Like the last question, this one requires a mindset shift. If worrying feels like paralysis, this question makes me understand where I might have agency after all. Again, I try to brainstorm a bulleted list of all the things within my power to act to protect myself from the downsides of the dreaded outcome — or prevent it in the first place.

Can I reframe it?

The last question requires a third and final mental shift. Now that I’ve created some distance between myself and my worry, have I stopped to consider what it’s trying to tell me? For example, if I am afraid of a work project ending poorly, should I reframe that thought to consider that it means I care? Could it signify that I’m lucky to have a job where I’m engaged enough in the work to be emotionally invested in its outcome?
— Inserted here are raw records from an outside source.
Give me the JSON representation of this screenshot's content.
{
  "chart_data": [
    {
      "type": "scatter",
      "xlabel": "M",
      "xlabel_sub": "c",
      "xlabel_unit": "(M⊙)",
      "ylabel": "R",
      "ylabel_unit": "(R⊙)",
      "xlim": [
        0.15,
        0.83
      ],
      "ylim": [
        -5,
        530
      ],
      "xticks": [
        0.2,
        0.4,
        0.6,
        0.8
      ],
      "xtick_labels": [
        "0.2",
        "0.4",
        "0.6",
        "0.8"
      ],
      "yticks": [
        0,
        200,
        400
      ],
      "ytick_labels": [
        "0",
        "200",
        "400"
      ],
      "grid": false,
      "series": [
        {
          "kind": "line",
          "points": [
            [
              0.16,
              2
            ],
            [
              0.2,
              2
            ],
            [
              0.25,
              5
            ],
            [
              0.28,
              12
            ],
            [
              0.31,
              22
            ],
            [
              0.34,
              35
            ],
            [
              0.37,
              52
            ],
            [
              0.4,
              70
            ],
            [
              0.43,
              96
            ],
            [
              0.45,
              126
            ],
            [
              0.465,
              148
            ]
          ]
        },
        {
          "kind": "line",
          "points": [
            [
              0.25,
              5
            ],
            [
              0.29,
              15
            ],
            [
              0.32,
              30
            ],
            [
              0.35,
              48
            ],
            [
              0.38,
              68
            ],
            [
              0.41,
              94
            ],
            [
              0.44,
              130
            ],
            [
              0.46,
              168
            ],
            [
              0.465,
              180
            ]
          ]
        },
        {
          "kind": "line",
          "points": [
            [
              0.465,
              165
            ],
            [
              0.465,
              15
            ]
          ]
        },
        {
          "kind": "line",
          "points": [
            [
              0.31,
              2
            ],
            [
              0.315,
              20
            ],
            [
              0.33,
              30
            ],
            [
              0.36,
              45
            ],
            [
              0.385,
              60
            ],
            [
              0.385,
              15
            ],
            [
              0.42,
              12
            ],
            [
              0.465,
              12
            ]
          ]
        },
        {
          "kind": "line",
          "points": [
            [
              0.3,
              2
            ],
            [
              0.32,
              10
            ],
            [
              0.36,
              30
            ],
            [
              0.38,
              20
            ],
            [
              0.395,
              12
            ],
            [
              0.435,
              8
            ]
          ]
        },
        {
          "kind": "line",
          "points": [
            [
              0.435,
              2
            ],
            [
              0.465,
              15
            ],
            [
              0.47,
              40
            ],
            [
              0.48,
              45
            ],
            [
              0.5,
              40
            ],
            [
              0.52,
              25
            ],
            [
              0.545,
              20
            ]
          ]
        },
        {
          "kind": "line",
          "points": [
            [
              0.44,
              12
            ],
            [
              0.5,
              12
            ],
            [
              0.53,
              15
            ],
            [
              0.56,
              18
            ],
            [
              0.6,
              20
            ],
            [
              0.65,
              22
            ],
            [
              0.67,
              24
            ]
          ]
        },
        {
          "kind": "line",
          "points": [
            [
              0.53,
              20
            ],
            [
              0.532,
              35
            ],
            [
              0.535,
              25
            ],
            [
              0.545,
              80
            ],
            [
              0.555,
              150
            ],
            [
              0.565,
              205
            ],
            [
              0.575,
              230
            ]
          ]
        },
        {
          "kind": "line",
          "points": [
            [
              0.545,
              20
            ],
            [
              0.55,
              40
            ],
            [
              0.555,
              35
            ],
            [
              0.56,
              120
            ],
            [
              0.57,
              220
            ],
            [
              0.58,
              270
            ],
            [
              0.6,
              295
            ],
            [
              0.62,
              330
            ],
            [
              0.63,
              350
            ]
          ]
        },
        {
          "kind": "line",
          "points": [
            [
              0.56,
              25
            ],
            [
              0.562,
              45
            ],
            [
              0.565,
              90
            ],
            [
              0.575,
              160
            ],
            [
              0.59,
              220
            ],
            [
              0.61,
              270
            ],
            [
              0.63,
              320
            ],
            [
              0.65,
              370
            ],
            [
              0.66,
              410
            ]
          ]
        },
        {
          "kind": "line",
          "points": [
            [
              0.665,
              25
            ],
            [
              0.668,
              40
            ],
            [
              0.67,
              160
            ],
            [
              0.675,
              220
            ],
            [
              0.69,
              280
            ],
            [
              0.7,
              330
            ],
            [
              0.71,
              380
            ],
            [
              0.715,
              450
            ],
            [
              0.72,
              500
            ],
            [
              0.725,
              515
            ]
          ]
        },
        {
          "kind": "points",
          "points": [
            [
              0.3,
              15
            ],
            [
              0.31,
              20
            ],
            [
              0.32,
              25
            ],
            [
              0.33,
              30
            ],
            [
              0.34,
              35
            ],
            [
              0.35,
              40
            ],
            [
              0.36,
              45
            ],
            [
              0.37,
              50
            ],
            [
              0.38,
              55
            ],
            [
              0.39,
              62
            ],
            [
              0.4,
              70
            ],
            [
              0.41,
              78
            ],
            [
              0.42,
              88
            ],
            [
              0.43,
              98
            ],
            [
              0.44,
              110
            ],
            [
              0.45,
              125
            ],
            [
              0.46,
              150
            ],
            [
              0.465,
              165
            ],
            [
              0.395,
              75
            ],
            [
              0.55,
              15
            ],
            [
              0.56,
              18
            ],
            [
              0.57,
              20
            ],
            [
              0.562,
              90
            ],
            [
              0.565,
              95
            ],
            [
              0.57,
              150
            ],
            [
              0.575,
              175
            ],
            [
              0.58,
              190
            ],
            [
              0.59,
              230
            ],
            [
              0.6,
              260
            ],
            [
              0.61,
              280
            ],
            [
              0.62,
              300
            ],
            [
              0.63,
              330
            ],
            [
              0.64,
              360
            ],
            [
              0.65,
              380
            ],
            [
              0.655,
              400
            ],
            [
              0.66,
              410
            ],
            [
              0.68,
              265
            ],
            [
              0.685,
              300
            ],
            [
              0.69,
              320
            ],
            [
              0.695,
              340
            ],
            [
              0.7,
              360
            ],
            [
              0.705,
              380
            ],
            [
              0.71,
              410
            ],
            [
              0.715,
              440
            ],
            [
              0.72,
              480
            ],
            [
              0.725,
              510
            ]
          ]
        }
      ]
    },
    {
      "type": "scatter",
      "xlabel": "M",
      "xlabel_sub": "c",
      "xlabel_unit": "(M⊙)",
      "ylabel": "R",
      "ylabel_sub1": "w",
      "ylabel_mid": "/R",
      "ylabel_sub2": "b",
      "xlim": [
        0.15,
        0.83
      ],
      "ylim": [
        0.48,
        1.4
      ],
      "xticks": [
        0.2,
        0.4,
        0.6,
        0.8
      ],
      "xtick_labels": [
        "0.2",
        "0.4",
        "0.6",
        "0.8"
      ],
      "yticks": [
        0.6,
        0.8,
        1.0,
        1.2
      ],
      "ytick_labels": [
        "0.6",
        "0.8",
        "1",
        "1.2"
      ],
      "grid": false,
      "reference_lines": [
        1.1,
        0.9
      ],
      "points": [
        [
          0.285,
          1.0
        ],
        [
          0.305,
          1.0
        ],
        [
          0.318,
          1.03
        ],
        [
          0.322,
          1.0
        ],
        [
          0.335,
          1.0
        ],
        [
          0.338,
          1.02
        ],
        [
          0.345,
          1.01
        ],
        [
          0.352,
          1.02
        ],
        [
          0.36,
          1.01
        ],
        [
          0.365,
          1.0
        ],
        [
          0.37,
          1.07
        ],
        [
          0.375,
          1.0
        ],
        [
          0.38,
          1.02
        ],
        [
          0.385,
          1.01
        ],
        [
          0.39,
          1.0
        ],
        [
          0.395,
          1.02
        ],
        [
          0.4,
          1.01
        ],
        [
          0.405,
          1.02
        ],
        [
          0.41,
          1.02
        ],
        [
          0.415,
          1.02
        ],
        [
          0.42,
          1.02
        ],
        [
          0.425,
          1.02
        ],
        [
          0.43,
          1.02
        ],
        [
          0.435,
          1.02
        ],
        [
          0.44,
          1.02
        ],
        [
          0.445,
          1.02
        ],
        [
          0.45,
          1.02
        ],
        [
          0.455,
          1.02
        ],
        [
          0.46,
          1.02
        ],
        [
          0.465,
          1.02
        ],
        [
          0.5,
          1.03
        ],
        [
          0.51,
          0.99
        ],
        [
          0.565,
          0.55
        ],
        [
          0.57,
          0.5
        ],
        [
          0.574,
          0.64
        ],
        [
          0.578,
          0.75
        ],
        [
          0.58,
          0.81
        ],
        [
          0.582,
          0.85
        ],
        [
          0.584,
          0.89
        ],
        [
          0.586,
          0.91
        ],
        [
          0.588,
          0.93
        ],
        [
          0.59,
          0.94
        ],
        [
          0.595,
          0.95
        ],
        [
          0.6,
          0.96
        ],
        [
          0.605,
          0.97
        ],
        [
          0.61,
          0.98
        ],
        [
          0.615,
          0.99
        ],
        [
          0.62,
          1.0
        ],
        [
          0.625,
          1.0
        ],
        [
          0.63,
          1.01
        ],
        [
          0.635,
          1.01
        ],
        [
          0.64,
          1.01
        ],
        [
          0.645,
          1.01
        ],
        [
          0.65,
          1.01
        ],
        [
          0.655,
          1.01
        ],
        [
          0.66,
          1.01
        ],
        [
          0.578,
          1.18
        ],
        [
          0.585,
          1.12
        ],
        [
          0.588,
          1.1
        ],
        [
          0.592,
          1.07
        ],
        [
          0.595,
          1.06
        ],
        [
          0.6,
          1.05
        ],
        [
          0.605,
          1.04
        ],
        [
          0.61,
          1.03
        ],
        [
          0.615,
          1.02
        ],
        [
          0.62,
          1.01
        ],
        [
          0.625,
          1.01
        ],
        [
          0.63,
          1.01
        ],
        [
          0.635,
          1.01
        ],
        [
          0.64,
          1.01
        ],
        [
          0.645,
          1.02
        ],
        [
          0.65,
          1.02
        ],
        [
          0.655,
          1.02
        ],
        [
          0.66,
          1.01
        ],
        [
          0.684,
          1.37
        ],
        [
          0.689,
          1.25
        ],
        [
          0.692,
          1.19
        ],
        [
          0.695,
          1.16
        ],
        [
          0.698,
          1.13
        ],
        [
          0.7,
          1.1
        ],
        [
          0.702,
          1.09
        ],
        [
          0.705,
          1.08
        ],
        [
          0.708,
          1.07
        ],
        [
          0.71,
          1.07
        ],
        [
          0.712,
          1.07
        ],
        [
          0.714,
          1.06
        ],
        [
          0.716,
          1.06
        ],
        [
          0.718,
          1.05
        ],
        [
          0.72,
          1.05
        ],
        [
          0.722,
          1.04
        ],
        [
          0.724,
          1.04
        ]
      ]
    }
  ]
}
Or maybe I can use reframing to bring some gratitude to the fact that these are the things I worry about, instead of more dire concerns. In response to this question, I try on two or three new frames to interrogate my worry through.

Worry: Wrangled

If frequent worries disrupt you at work, I encourage you to give this ~15-minute exercise a shot next time you feel the worry wheels whirring.

Since I started this practice a couple of years ago, I’m better at catching the worry train before it runs off the tracks. Having the history of my responses to these questions also helps me bring some compassion to myself. With the distance of time, I see how I can get enveloped in worry about things that never come to pass, that in hindsight seem trivial, or that seem much more fueled by circumstance than reality. Just looking at the little journal on my desk is a reminder.

This exercise helps me understand the cost of worry that isn’t faced. And, when I stop to go through the questions, I feel less frenetic, more empowered, and less worried 100 percent of the time.